Hoje vamos pegar um avião e vamos para Portugal, mas não é só uma viagem, é um mergulho direto num corpo sonoro que respira, pulsa e confronta, porque no momento em que colocamos play em Líquen, a gente não está mais apenas escutando música, a gente está entrando num espaço onde passado e presente colidem de um jeito lindo e desconfortável ao mesmo tempo, e é exatamente aí que tudo começa a fazer sentido.
Líquen, projeto de Constança Ochoa, chega com uma identidade que não pede permissão, que mistura eletrónica, pop, jazz e o cancioneiro popular português como se estivesse reconstruindo algo que sempre existiu mas que ninguém teve coragem de trazer assim, tão cru, tão vivo, tão consciente, e “Aurora” é exatamente esse ponto de encontro entre memória e urgência, entre raiz e ruptura, entre aquilo que fomos e aquilo que ainda estamos tentando ser.

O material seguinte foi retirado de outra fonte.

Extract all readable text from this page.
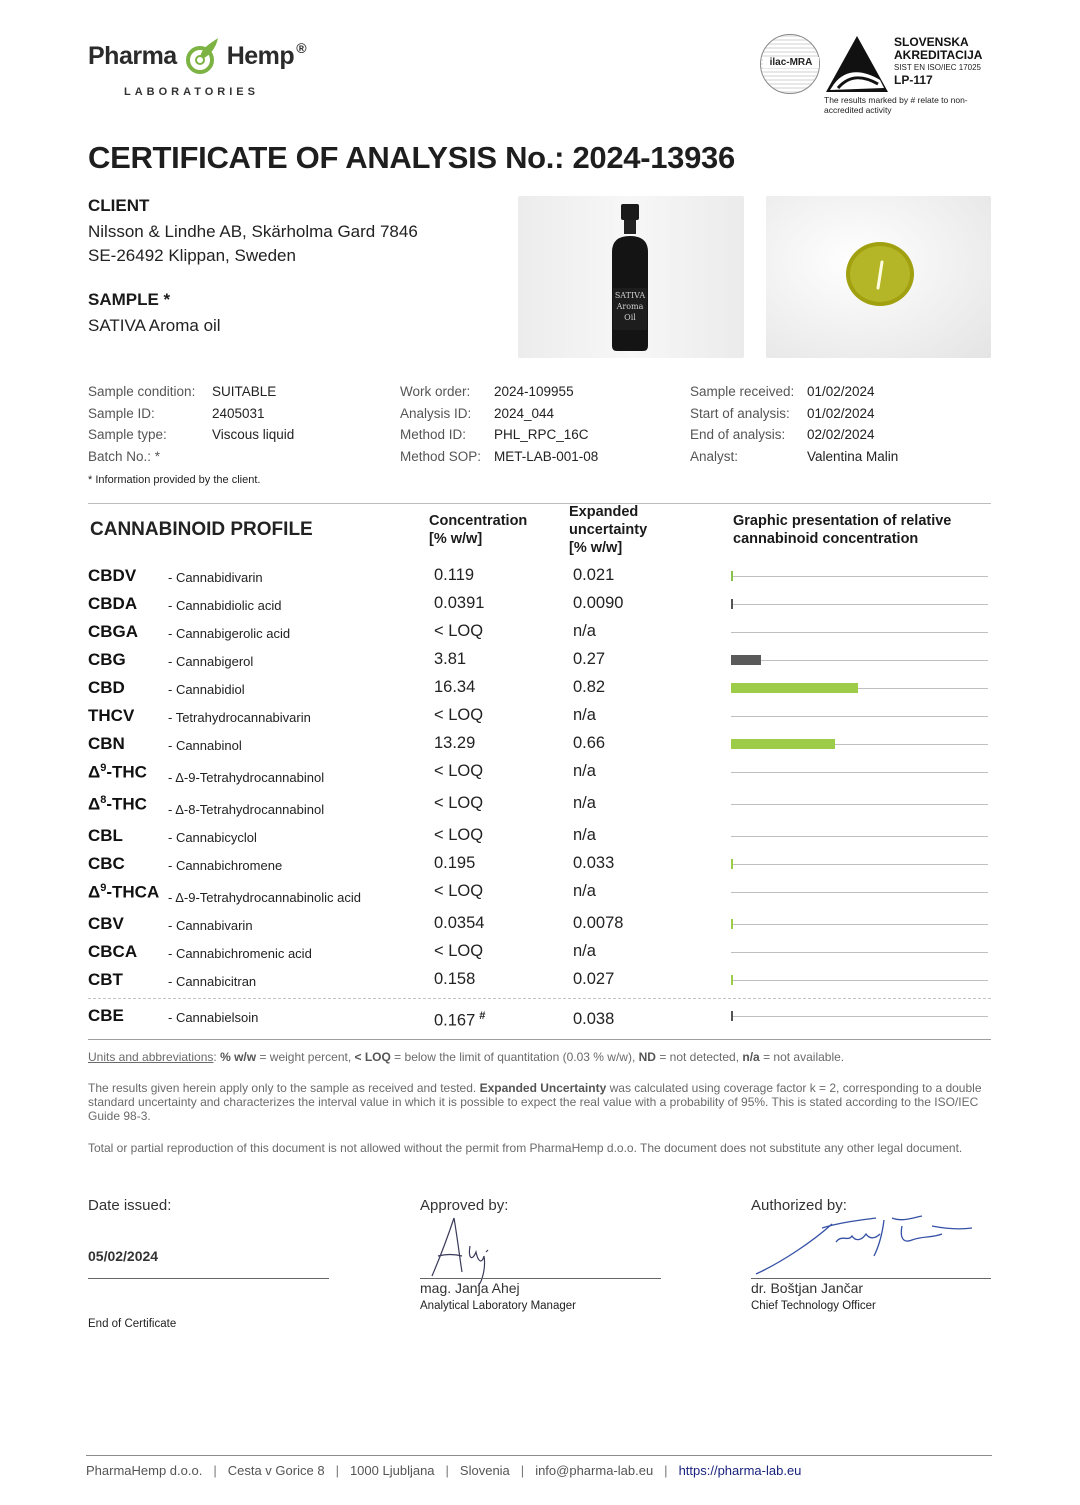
Pharma Hemp ®
LABORATORIES
ilac-MRA
SLOVENSKA
AKREDITACIJA
SIST EN ISO/IEC 17025
LP-117
The results marked by # relate to non-accredited activity
CERTIFICATE OF ANALYSIS No.: 2024-13936
CLIENT
Nilsson & Lindhe AB, Skärholma Gard 7846
SE-26492 Klippan, Sweden
SAMPLE *
SATIVA Aroma oil
SATIVA Aroma Oil
Sample condition:	SUITABLE
Sample ID:	2405031
Sample type:	Viscous liquid
Batch No.: *
Work order:	2024-109955
Analysis ID:	2024_044
Method ID:	PHL_RPC_16C
Method SOP: MET-LAB-001-08
Sample received: 01/02/2024
Start of analysis:	01/02/2024
End of analysis:	02/02/2024
Analyst:	Valentina Malin
* Information provided by the client.
CANNABINOID PROFILE	Concentration
[% w/w]
Expanded
uncertainty
[% w/w]
Graphic presentation of relative
cannabinoid concentration
CBDV - Cannabidivarin	0.119	0.021
CBDA - Cannabidiolic acid	0.0391	0.0090
CBGA - Cannabigerolic acid	< LOQ	n/a
CBG	- Cannabigerol	3.81	0.27
CBD	- Cannabidiol	16.34	0.82
THCV	- Tetrahydrocannabivarin	< LOQ	n/a
CBN	- Cannabinol	13.29	0.66
$\Delta^9$-THC - Δ-9-Tetrahydrocannabinol	< LOQ	n/a
$\Delta^8$-THC - Δ-8-Tetrahydrocannabinol	< LOQ	n/a
CBL	- Cannabicyclol	< LOQ	n/a
CBC	- Cannabichromene	0.195	0.033
$\Delta^9$-THCA - Δ-9-Tetrahydrocannabinolic acid	< LOQ	n/a
CBV	- Cannabivarin	0.0354	0.0078
CBCA - Cannabichromenic acid	< LOQ	n/a
CBT	- Cannabicitran	0.158	0.027
CBE	- Cannabielsoin	0.167 #	0.038
Units and abbreviations: % w/w = weight percent, < LOQ = below the limit of quantitation (0.03 % w/w), ND = not detected, n/a = not available.
The results given herein apply only to the sample as received and tested. Expanded Uncertainty was calculated using coverage factor k = 2, corresponding to a double standard uncertainty and characterizes the interval value in which it is possible to expect the real value with a probability of 95%. This is stated according to the ISO/IEC Guide 98-3.
Total or partial reproduction of this document is not allowed without the permit from PharmaHemp d.o.o. The document does not substitute any other legal document.
Date issued:
05/02/2024
End of Certificate
Approved by:
mag. Janja Ahej
Analytical Laboratory Manager
Authorized by:
dr. Boštjan Jančar
Chief Technology Officer
PharmaHemp d.o.o. | Cesta v Gorice 8 | 1000 Ljubljana | Slovenia | info@pharma-lab.eu | https://pharma-lab.eu
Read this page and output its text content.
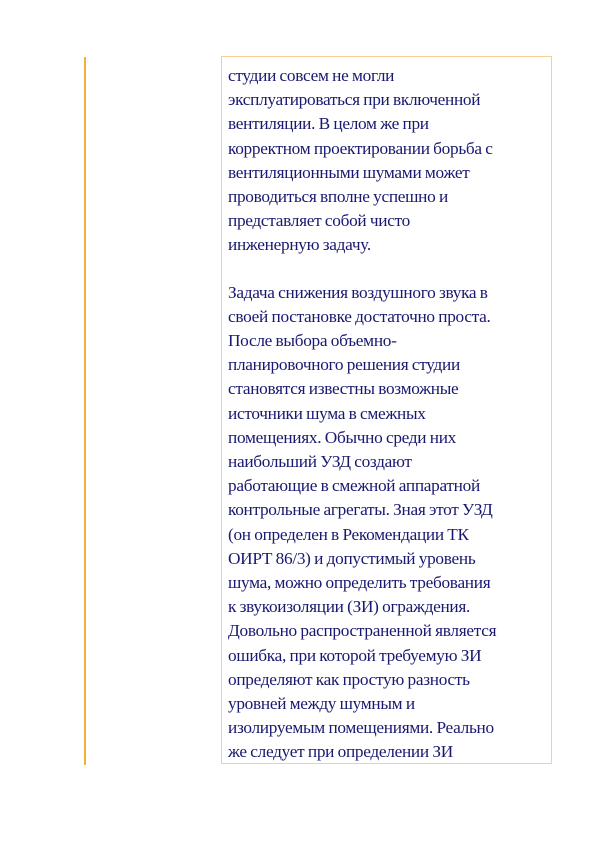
студии совсем не могли
эксплуатироваться при включенной
вентиляции. В целом же при
корректном проектировании борьба с
вентиляционными шумами может
проводиться вполне успешно и
представляет собой чисто
инженерную задачу.

Задача снижения воздушного звука в
своей постановке достаточно проста.
После выбора объемно-
планировочного решения студии
становятся известны возможные
источники шума в смежных
помещениях. Обычно среди них
наибольший УЗД создают
работающие в смежной аппаратной
контрольные агрегаты. Зная этот УЗД
(он определен в Рекомендации ТК
ОИРТ 86/3) и допустимый уровень
шума, можно определить требования
к звукоизоляции (ЗИ) ограждения.
Довольно распространенной является
ошибка, при которой требуемую ЗИ
определяют как простую разность
уровней между шумным и
изолируемым помещениями. Реально
же следует при определении ЗИ
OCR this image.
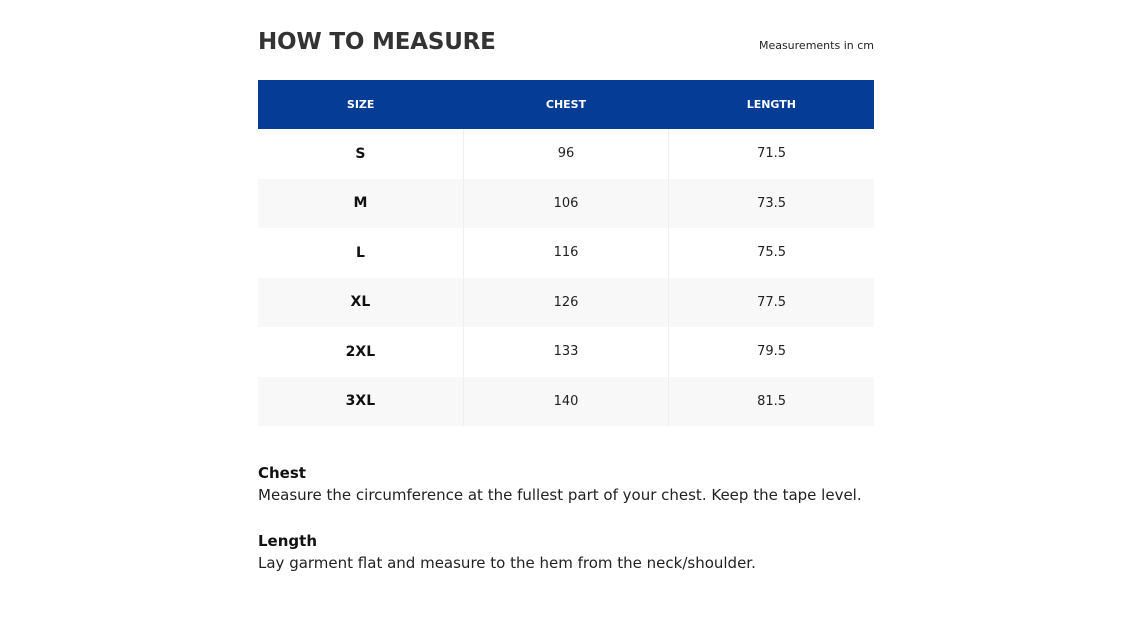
HOW TO MEASURE	Measurements in cm
SIZE	CHEST	LENGTH
S	96	71.5
M	106	73.5
L	116	75.5
XL	126	77.5
2XL	133	79.5
3XL	140	81.5
Chest
Measure the circumference at the fullest part of your chest. Keep the tape level.
Length
Lay garment flat and measure to the hem from the neck/shoulder.
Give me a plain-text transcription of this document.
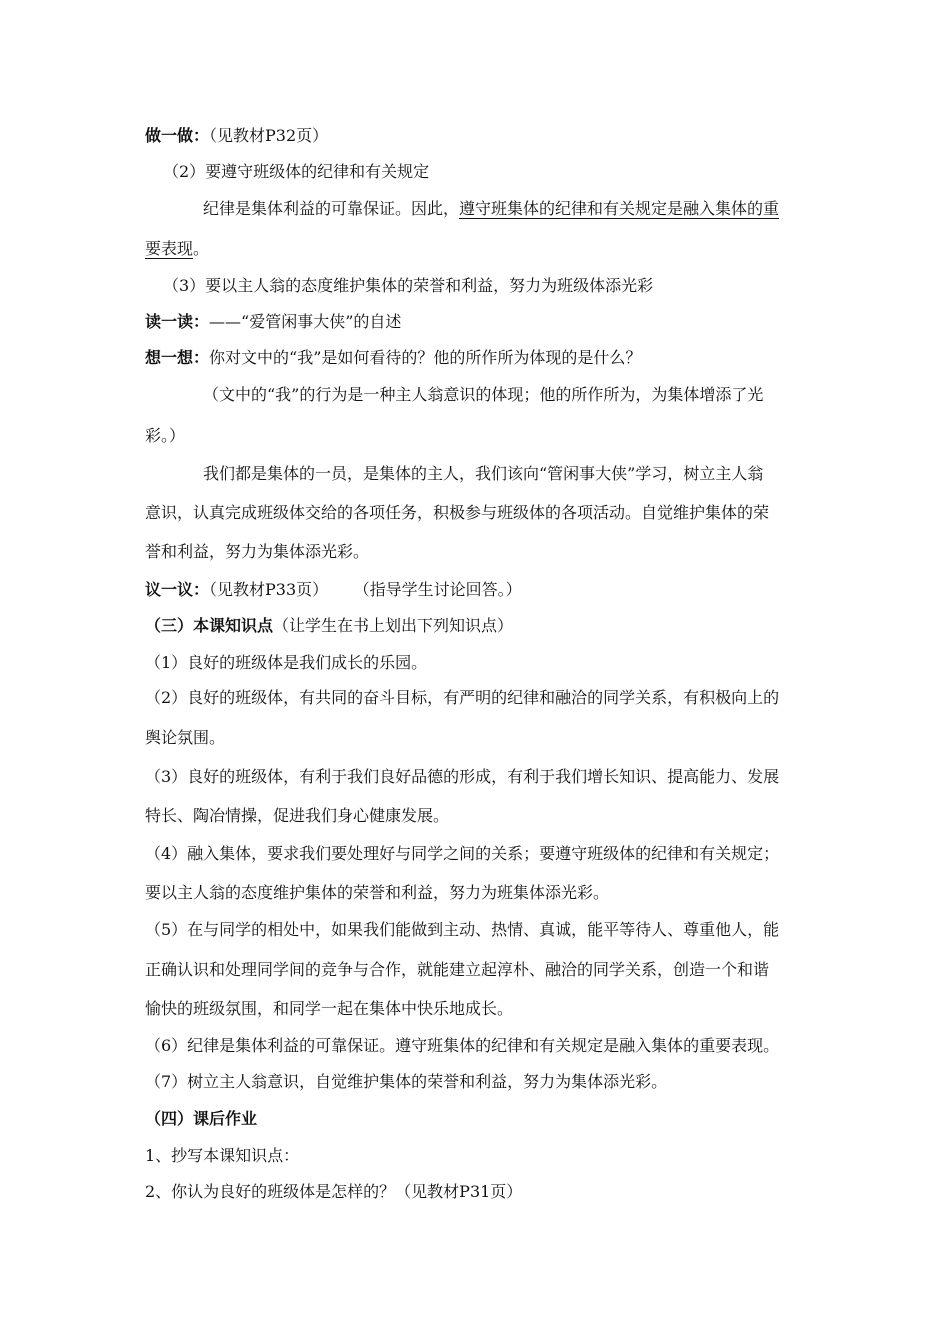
做一做：（见教材P32页）
（2）要遵守班级体的纪律和有关规定
纪律是集体利益的可靠保证。因此，遵守班集体的纪律和有关规定是融入集体的重
要表现。
（3）要以主人翁的态度维护集体的荣誉和利益，努力为班级体添光彩
读一读：——“爱管闲事大侠”的自述
想一想：你对文中的“我”是如何看待的？他的所作所为体现的是什么？
（文中的“我”的行为是一种主人翁意识的体现；他的所作所为，为集体增添了光
彩。）
我们都是集体的一员，是集体的主人，我们该向“管闲事大侠”学习，树立主人翁
意识，认真完成班级体交给的各项任务，积极参与班级体的各项活动。自觉维护集体的荣
誉和利益，努力为集体添光彩。
议一议：（见教材P33页）     （指导学生讨论回答。）
（三）本课知识点（让学生在书上划出下列知识点）
（1）良好的班级体是我们成长的乐园。
（2）良好的班级体，有共同的奋斗目标，有严明的纪律和融洽的同学关系，有积极向上的
舆论氛围。
（3）良好的班级体，有利于我们良好品德的形成，有利于我们增长知识、提高能力、发展
特长、陶冶情操，促进我们身心健康发展。
（4）融入集体，要求我们要处理好与同学之间的关系；要遵守班级体的纪律和有关规定；
要以主人翁的态度维护集体的荣誉和利益，努力为班集体添光彩。
（5）在与同学的相处中，如果我们能做到主动、热情、真诚，能平等待人、尊重他人，能
正确认识和处理同学间的竞争与合作，就能建立起淳朴、融洽的同学关系，创造一个和谐
愉快的班级氛围，和同学一起在集体中快乐地成长。
（6）纪律是集体利益的可靠保证。遵守班集体的纪律和有关规定是融入集体的重要表现。
（7）树立主人翁意识，自觉维护集体的荣誉和利益，努力为集体添光彩。
（四）课后作业
1、抄写本课知识点：
2、你认为良好的班级体是怎样的？（见教材P31页）
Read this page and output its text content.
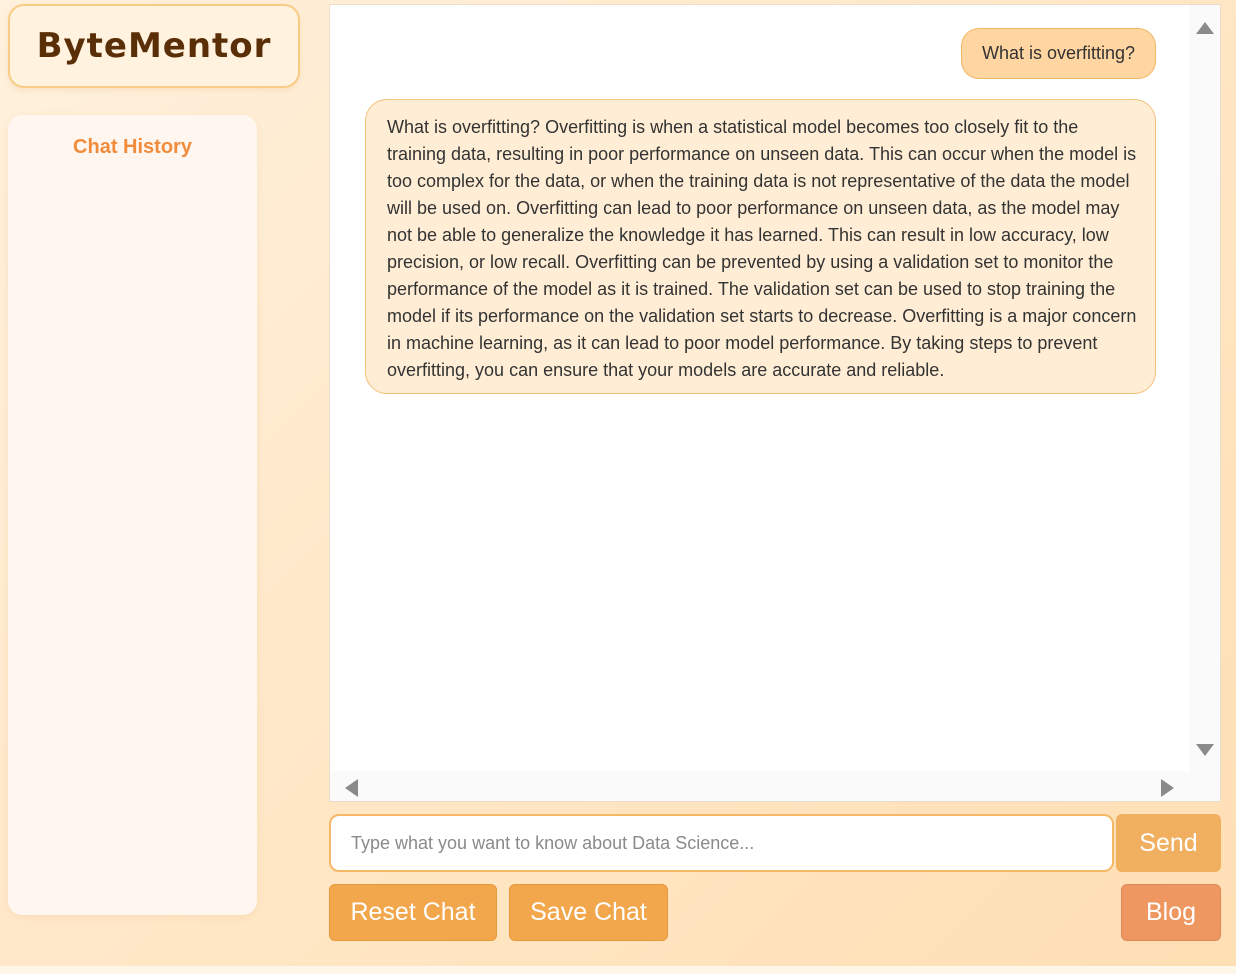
ByteMentor
Chat History
What is overfitting?
What is overfitting? Overfitting is when a statistical model becomes too closely fit to the training data, resulting in poor performance on unseen data. This can occur when the model is too complex for the data, or when the training data is not representative of the data the model will be used on. Overfitting can lead to poor performance on unseen data, as the model may not be able to generalize the knowledge it has learned. This can result in low accuracy, low precision, or low recall. Overfitting can be prevented by using a validation set to monitor the performance of the model as it is trained. The validation set can be used to stop training the model if its performance on the validation set starts to decrease. Overfitting is a major concern in machine learning, as it can lead to poor model performance. By taking steps to prevent overfitting, you can ensure that your models are accurate and reliable.
Type what you want to know about Data Science...
Send
Reset Chat	Save Chat	Blog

Desde o primeiro segundo você sente que não é uma música comum, existe uma tensão bonita no ar, uma construção que cresce devagar, que te puxa, que te envolve, que te faz querer fechar os olhos e dançar como se o corpo soubesse algo que a cabeça ainda não entendeu, mas ao mesmo tempo essa mesma música te trava, te faz parar, te obriga a escutar, a prestar atenção, porque existe algo ali que não pode passar despercebido, e é exatamente nesse momento que você entende que “Aurora” não é só uma experiência sonora, é um confronto emocional e político.
O uso do cancioneiro popular, o sample da Brigada Víctor Jara, tudo isso não aparece como nostalgia vazia, aparece como herança viva, como memória que ainda grita, como identidade que não aceita ser apagada, e Líquen pega tudo isso e transforma em algo contemporâneo sem pedir licença, criando uma paisagem sonora que é tão bonita quanto inquietante, tão delicada quanto firme, e é aí que a música te ganha completamente, porque ela não tenta te agradar, ela tenta te acordar.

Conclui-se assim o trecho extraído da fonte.